577 577députés 17ᵉ législature

amendement n° 10 commission Adopté

Amendement n° 10 — ARTICLE PREMIER

Auteur : Sophie Taillé-Polian — Écologiste et Social (Val-de-Marne · 11ᵉ)
Texte visé : Projet de loi relatif à la restitution de biens culturels provenant d’États...
Article : ARTICLE PREMIER
Date de dépôt : 2026-04-09
Date de sort : 2026-04-13
Discussion en séance : RUANR5L17S2026IDS30483 (un scrutin public peut ne pas avoir été tenu sur cet amendement)

Dispositif

Compléter cet article par l’alinéa suivant :

« IV. – Cette liste est actualisée et complétée au fur et à mesure de l’avancement des travaux de recherche de provenance, afin d’intégrer les biens culturels nouvellement identifiés comme susceptibles de relever d’une appropriation illicite. »

Exposé sommaire

Cet amendement vise à inscrire dans la durée le travail d’identification des biens culturels susceptibles de relever d’une appropriation illicite.

La recherche de provenance est, par nature, un travail évolutif, fondé sur l’exploration progressive des archives, des collections et des sources scientifiques. De nombreux biens aujourd’hui non identifiés pourraient l’être à l’avenir, à mesure que les connaissances dans le secteur des recherches d’identification et de provenance progressent.

Il est donc essentiel que la liste des biens concernés ne soit pas figée, mais qu’elle fasse l’objet d’une actualisation régulière et d’un enrichissement continu.
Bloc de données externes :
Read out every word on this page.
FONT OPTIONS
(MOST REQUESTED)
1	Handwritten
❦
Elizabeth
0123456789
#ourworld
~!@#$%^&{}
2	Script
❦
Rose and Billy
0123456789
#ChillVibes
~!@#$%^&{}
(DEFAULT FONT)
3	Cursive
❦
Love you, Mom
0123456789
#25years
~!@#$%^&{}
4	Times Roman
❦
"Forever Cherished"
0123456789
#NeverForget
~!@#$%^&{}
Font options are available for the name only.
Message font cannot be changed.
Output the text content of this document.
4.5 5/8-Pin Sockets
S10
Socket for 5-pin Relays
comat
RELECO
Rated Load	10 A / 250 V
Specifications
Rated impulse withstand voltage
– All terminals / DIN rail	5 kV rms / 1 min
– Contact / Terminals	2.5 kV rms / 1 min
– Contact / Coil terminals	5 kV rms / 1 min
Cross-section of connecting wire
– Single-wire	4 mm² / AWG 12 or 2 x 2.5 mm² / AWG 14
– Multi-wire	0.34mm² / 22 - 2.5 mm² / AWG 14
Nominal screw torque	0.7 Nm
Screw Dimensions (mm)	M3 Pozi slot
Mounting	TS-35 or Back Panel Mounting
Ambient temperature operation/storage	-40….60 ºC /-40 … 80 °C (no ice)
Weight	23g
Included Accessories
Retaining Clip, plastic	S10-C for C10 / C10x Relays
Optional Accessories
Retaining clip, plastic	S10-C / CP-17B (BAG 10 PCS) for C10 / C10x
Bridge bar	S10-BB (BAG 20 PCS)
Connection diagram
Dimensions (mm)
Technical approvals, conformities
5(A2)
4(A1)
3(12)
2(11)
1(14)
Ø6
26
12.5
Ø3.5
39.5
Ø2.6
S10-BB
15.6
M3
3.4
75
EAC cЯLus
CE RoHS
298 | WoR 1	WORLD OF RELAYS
En prévoyant explicitement cette dimension évolutive, le présent amendement vise à encourager le développement des travaux de recherche de provenance, à valoriser leur apport, et à garantir que les nouvelles connaissances produites soient effectivement mises à disposition des États concernés.

Cette dynamique permettrait également d’éviter que certains biens échappent durablement à toute visibilité, faute d’avoir été identifiés à un instant donné.

Enfin, cet amendement contribue à renforcer l’effectivité du dispositif de restitution, en affirmant qu’il ne saurait reposer uniquement sur les connaissances actuelles, mais doit s’inscrire dans un processus continu de mise au jour des biens concernés, notamment issus de contextes historiques marqués par la colonisation.